I am trying to delete the data within a nav
tag present in scrapped data. I tried several methods and its extracting scuccessfully. But when I try to clean the rest of the data, the data from nav
tag is also appearing. I tried extract
and decompose
but all giving same results.
Code
from bs4 import BeautifulSoup
from selenium import webdriver
import urllib.parse
from selenium.common.exceptions import WebDriverException
from selenium.webdriver.chrome.service import Service
service = Service("/home/ubuntu/selenium_drivers/chromedriver")
options = webdriver.ChromeOptions()
options.add_argument("user-agent=Mozilla/5.0 (Windows NT 10.0; Win64; x64) AppleWebKit/537.36 (KHTML, like Gecko) Chrome/92.0.4515.131 Safari/537.3")

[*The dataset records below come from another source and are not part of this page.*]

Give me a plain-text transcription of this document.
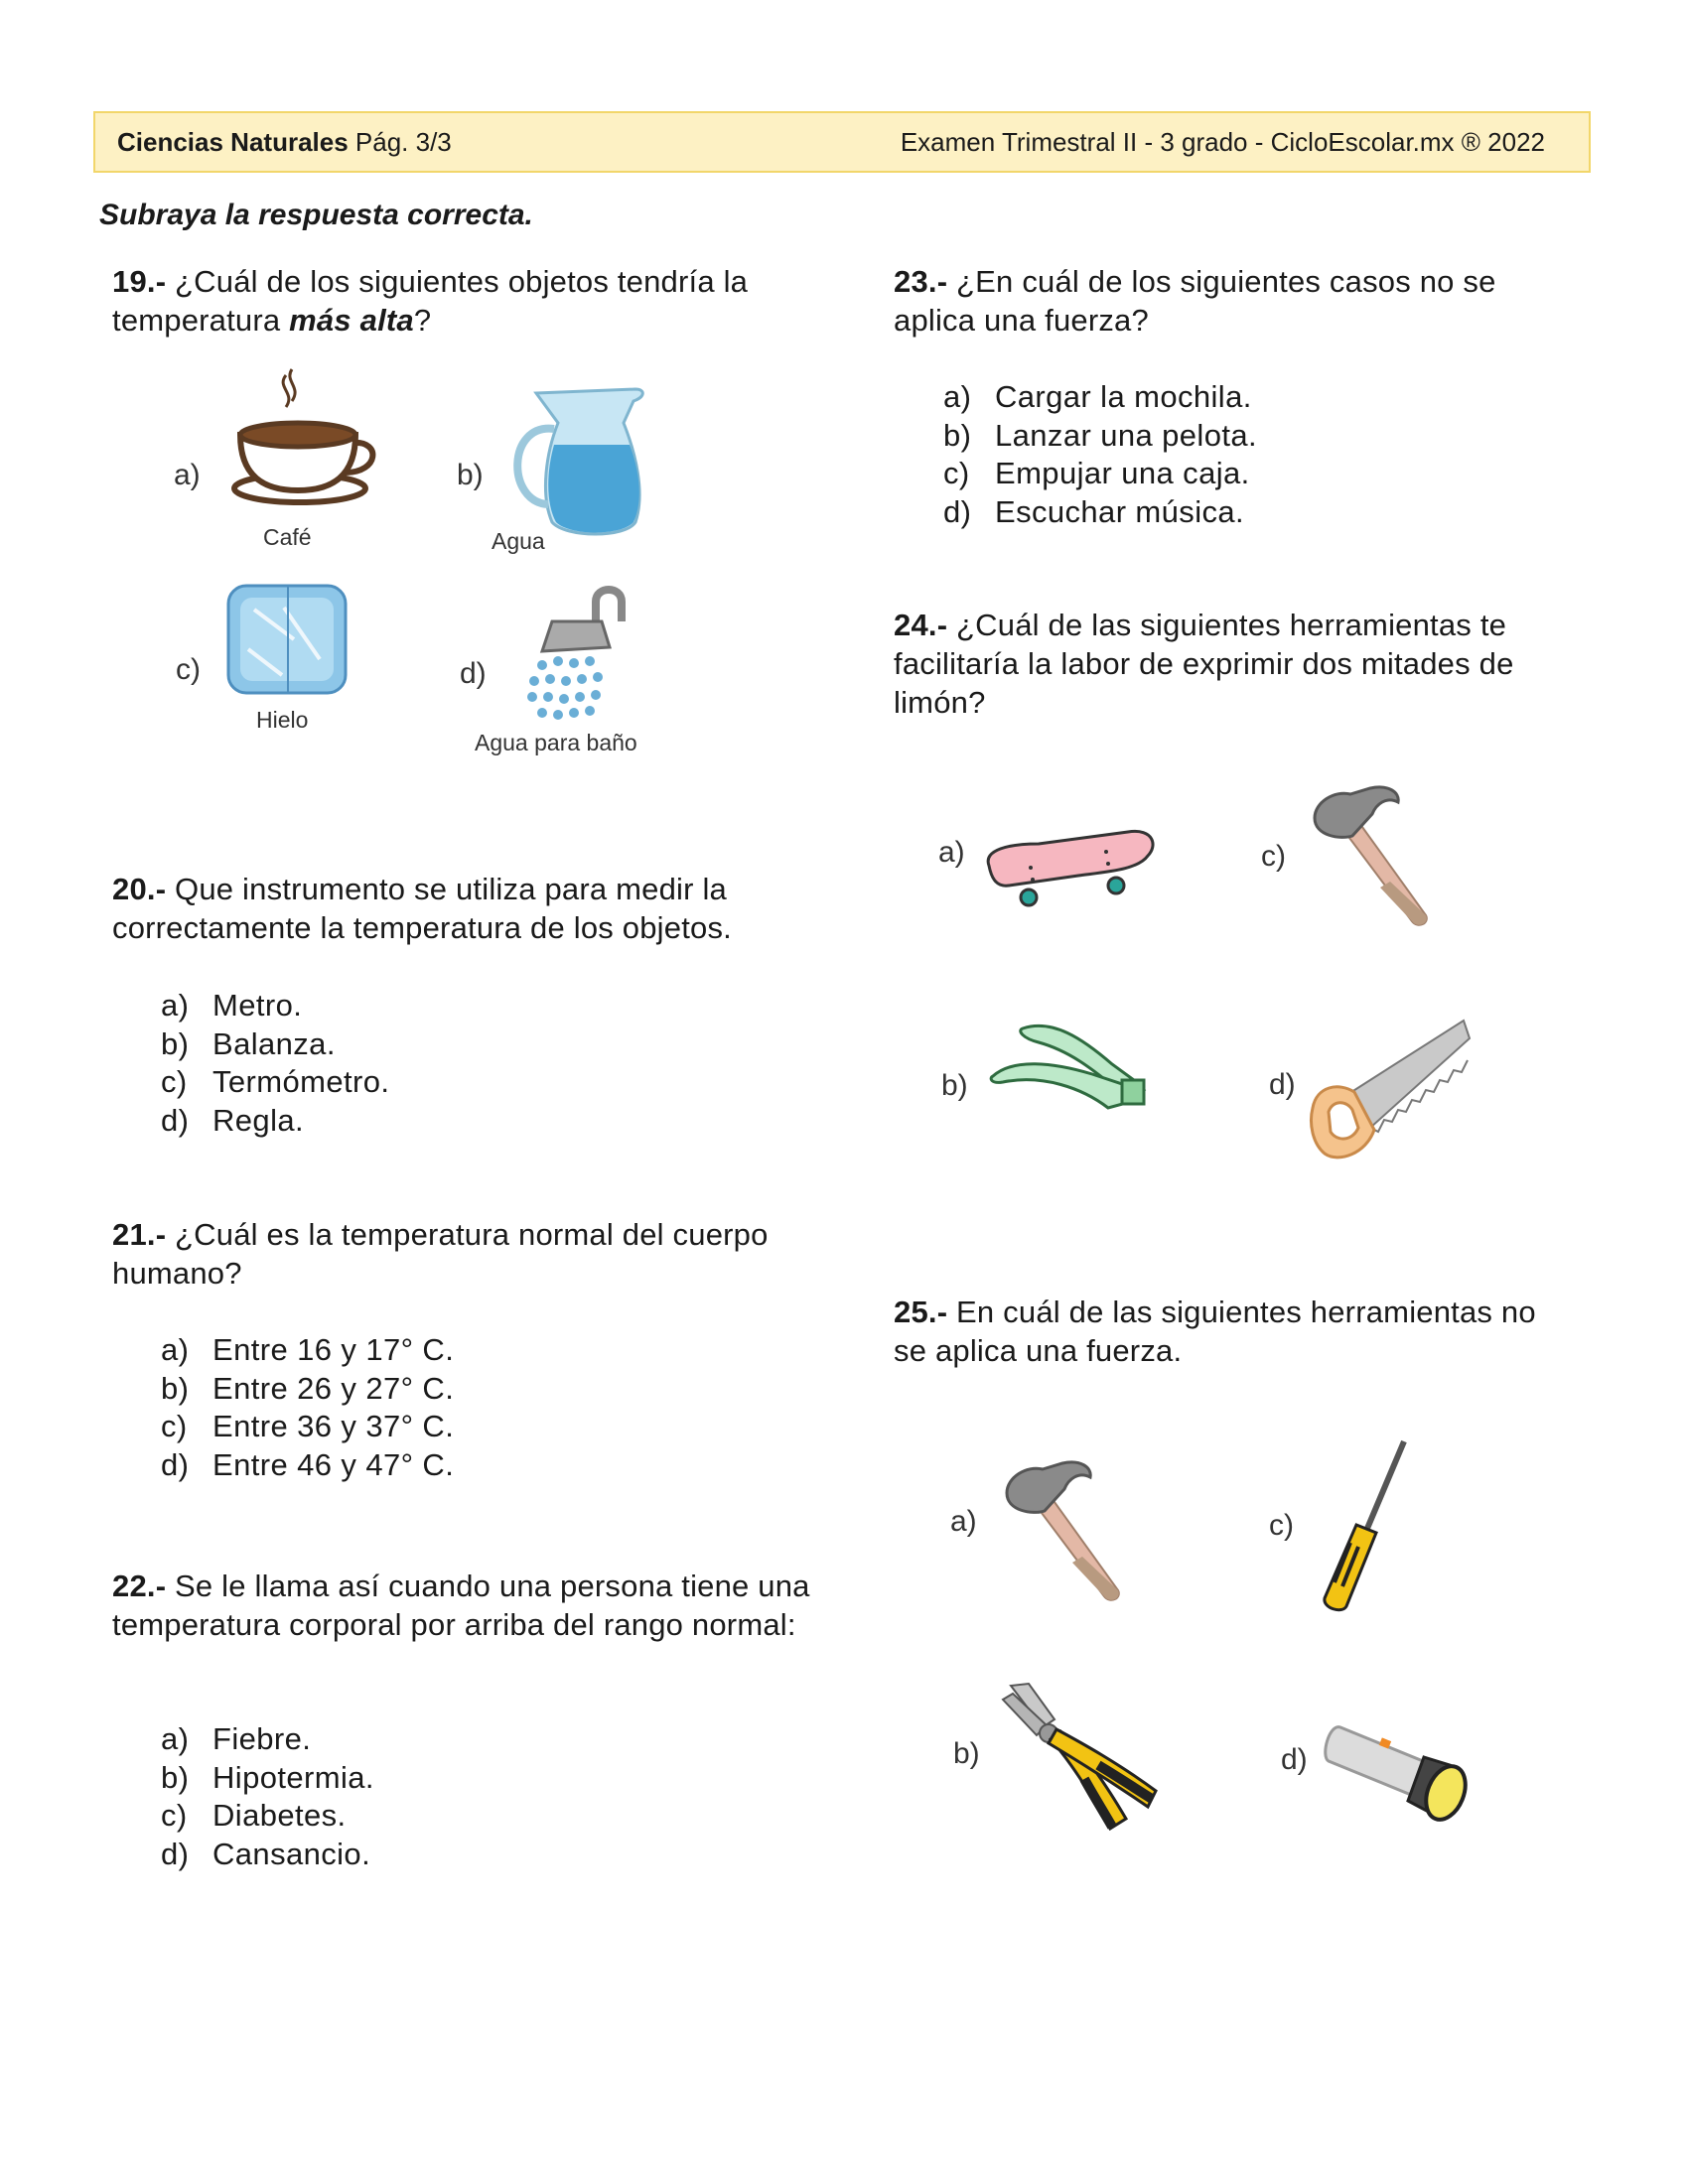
Ciencias Naturales Pág. 3/3	Examen Trimestral II - 3 grado - CicloEscolar.mx ® 2022
Subraya la respuesta correcta.
19.- ¿Cuál de los siguientes objetos tendría la temperatura más alta?
a)
Café
b)
Agua
c)
Hielo
d)
Agua para baño
20.- Que instrumento se utiliza para medir la correctamente la temperatura de los objetos.
a) Metro.
b) Balanza.
c) Termómetro.
d) Regla.
21.- ¿Cuál es la temperatura normal del cuerpo humano?
a) Entre 16 y 17° C.
b) Entre 26 y 27° C.
c) Entre 36 y 37° C.
d) Entre 46 y 47° C.
22.- Se le llama así cuando una persona tiene una temperatura corporal por arriba del rango normal:
a) Fiebre.
b) Hipotermia.
c) Diabetes.
d) Cansancio.
23.- ¿En cuál de los siguientes casos no se aplica una fuerza?
a) Cargar la mochila.
b) Lanzar una pelota.
c) Empujar una caja.
d) Escuchar música.
24.- ¿Cuál de las siguientes herramientas te facilitaría la labor de exprimir dos mitades de limón?
a)
b)
c)
d)
25.- En cuál de las siguientes herramientas no se aplica una fuerza.
a)
b)
c)
d)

options.add_argument("--headless")
options.add_argument('--ignore-certificate-errors')
options.add_argument("--enable-javascript")
options.add_argument('--incognito')
URL = "https://michiganopera.org/season-schedule/frida/"
try:
driver = webdriver.Chrome(service = service, options = options)
driver.get(URL)
driver.implicitly_wait(2)
html_content = driver.page_source
driver.quit()
except WebDriverException:
driver.quit()
soup = BeautifulSoup(html_content, 'html.parser')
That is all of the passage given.